Die Landesvorsitzende erinnert an die Chance, bei der Wahl Frauen in die Gremien zu wählen. Denn längst finden manche, dass der Name Landfrauen in die Irre führte und der Zusammenschluss viel politischer sei als angenommen.

Familie/Bildung/Soziales: Hilke Lorenz (ilo)

Ludwigsburg - Ein Saal, in dem mehr als 600 Frauen zusammensitzen, wirkt offenbar überaus beeindruckend. Zumindest ist die Wirkung dieser weiblichen Übermacht auf die Handvoll Männer so stark, dass weder Ludwigsburgs Oberbürgermeister Werner Spec noch der Landrat Rainer Haas die Umkehrung der Verhältnisse in ihren Grußworten anlässlich des Kreisfrauentags unerwähnt ließen.

 

Denn wenn die Frauen das, was ihnen die Landesvorsitzende Hannelore Wörz zu bedenken anheim stellt, wären sie eine echte politische Macht. Mit Blick auf die für den 25. Mai anstehende Kommunalwahl sagte Wörz: „Bedenken Sie, Sie können mit Ihren Stimmen die Frauen stützen, die auf den Listen stehen. Ich möchte Sie bitten, das zu bedenken.“

Niemand muss mehr aus der Landwirtschaft kommen

So unpolitisch, wie man ihnen auf Grund ihres Namens gerne unterstellt, sind die Landfrauen also nicht. Auch wenn sie sich im Bürgersaal des Forums zu einer überdimensionalen Kaffeerunde mit Begleitprogramm und viel Gespräch zusammengefunden haben. „Der Name führt vielleicht in die Irre“, sagt die Markgröninger Ortsvereinsvorsitzende Dorothee Hanschek. Sie ist selbst Apothekerin und durch ihre Mutter, die mit 94 Jahren noch immer regelmäßig zu den Treffen geht, Landfrau geworden. Der Acker, das Vieh im Stall oder der Bauernhof gehören schon lange nicht mehr zu den Voraussetzungen, um dem Verein beitreten zu dürfen. Und niemand müsse Kuchen backen, sagt Hanschek, um möglichen Interessentinnen die Furcht vor hausfraulicher Vereinnahmung zu nehmen. Die Vietnamesin Nguyet Lan Vu Ngo hat das Angebot für gemeinsame Unternehmungen angenommen. „Mein Kinder studieren, ich war einsam“, sagt die Frau aus Markgröningen. Seit zwei Jahren ist sie im gleichen Ortsverein mit von der Partie wie die Landwirtin Helga Reutter. Die 56-Jährige ist erst vor fünf Jahren zu den Landfrauen gekommen, nachdem sich ihr Betrieb von der Viehzucht verabschiedet hat und sie mehr Zeit für eigene Aktivitäten hat.

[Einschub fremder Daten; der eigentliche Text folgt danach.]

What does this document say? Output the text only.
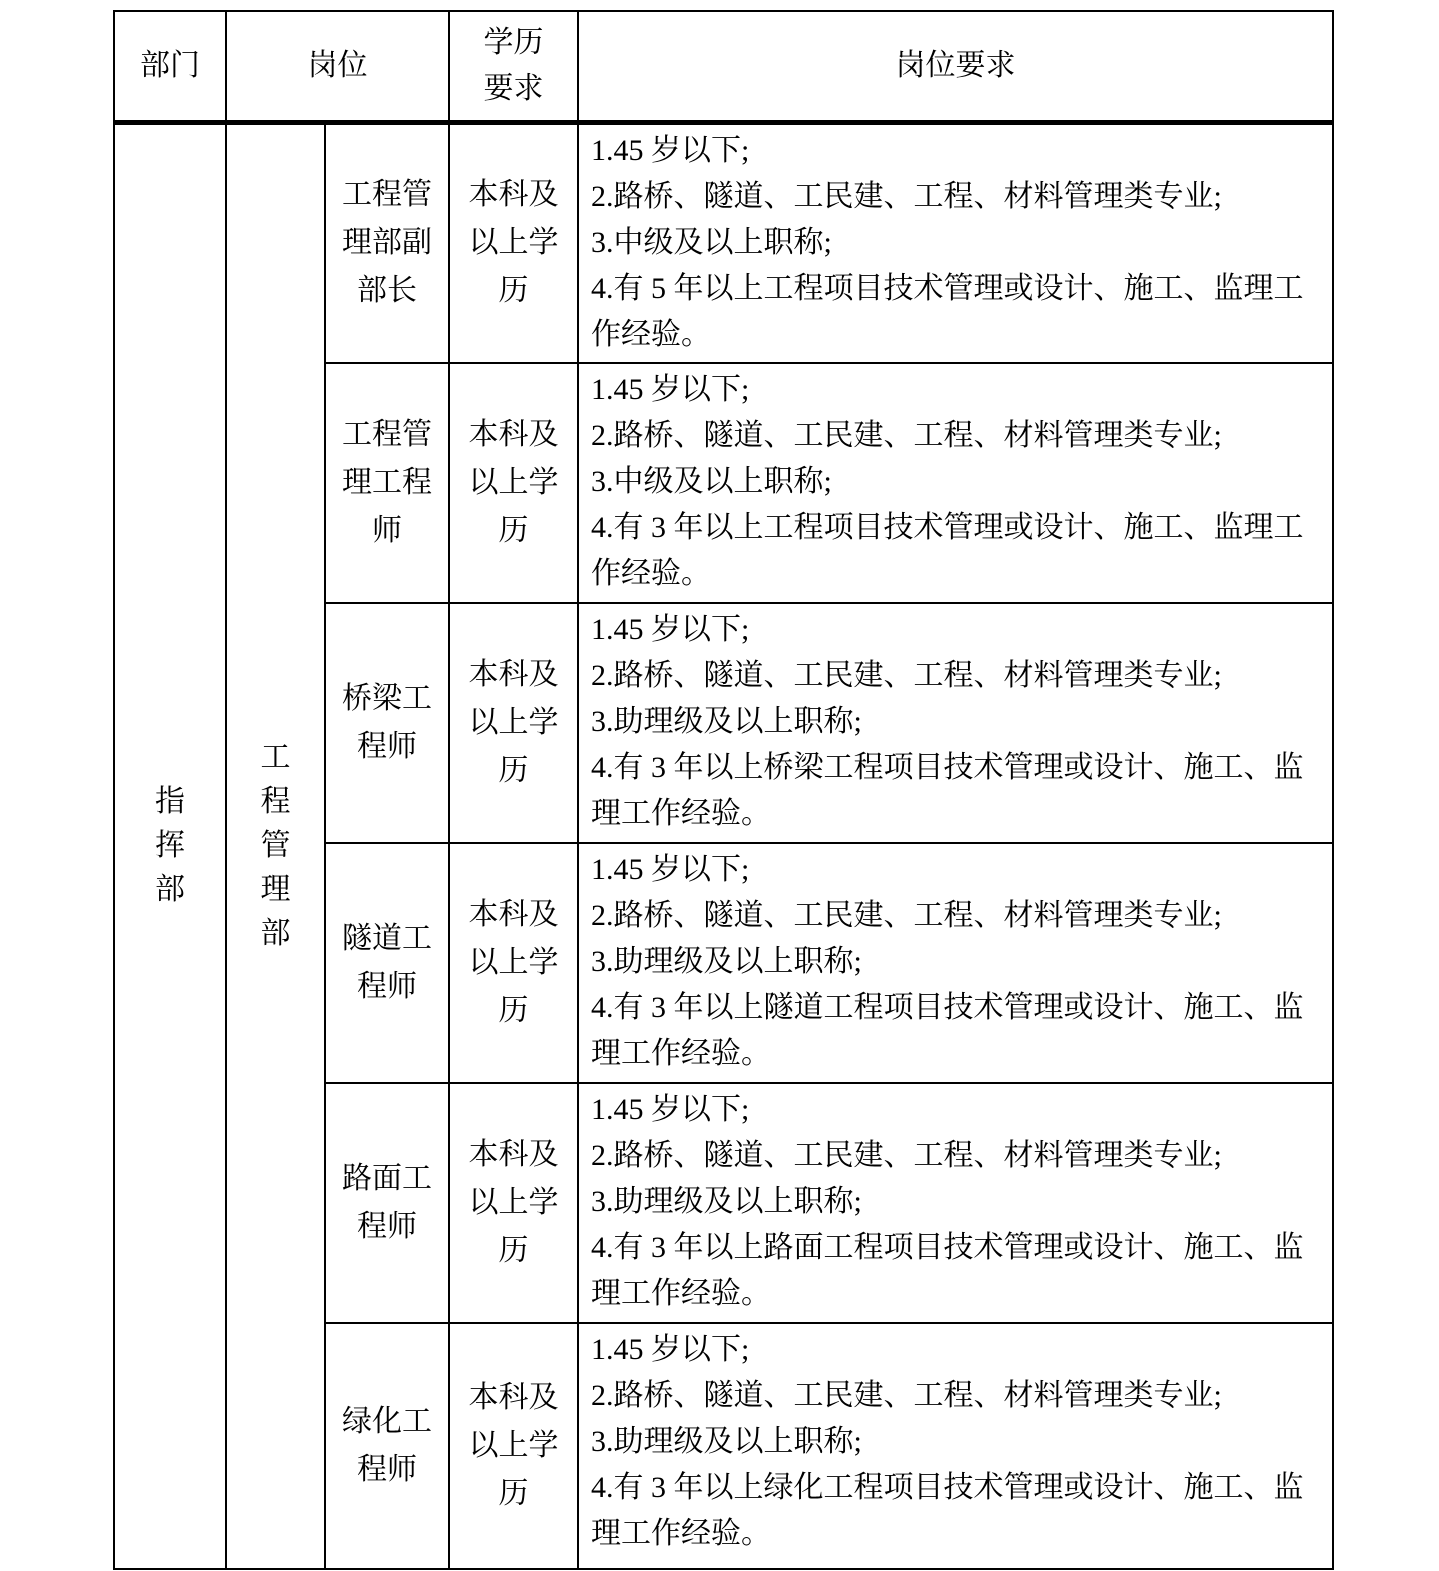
部门	岗位		学历要求	岗位要求
指挥部	工程管理部	工程管理部副部长	本科及以上学历	1.45 岁以下;

2.路桥、隧道、工民建、工程、材料管理类专业;

3.中级及以上职称;

4.有 5 年以上工程项目技术管理或设计、施工、监理工作经验。

		工程管理工程师	本科及以上学历	1.45 岁以下;

2.路桥、隧道、工民建、工程、材料管理类专业;

3.中级及以上职称;

4.有 3 年以上工程项目技术管理或设计、施工、监理工作经验。

		桥梁工程师	本科及以上学历	1.45 岁以下;

2.路桥、隧道、工民建、工程、材料管理类专业;

3.助理级及以上职称;

4.有 3 年以上桥梁工程项目技术管理或设计、施工、监理工作经验。

		隧道工程师	本科及以上学历	1.45 岁以下;

2.路桥、隧道、工民建、工程、材料管理类专业;

3.助理级及以上职称;

4.有 3 年以上隧道工程项目技术管理或设计、施工、监理工作经验。

		路面工程师	本科及以上学历	1.45 岁以下;

2.路桥、隧道、工民建、工程、材料管理类专业;

3.助理级及以上职称;

4.有 3 年以上路面工程项目技术管理或设计、施工、监理工作经验。

		绿化工程师	本科及以上学历	1.45 岁以下;

2.路桥、隧道、工民建、工程、材料管理类专业;

3.助理级及以上职称;

4.有 3 年以上绿化工程项目技术管理或设计、施工、监理工作经验。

„Jede Frau kann bei uns Mitglied werden“, sagt die Ludwigsburger Kreisvorsitzende Marie-Luise Linckh – „egal wie alt sie ist, welchen Beruf oder welche Konfession sie hat“. Die Idee hinter dem Zusammenschluss von Frauen aus dem ländlichen Raum: sie wollen die Rahmenbedingungen für das Leben von Frauen aus dem ländlichen Raum verbessern. Ihre Vertreterinnen sitzen im Landesfrauenrat und andern Gremien, um ihre Interessen zu vertreten.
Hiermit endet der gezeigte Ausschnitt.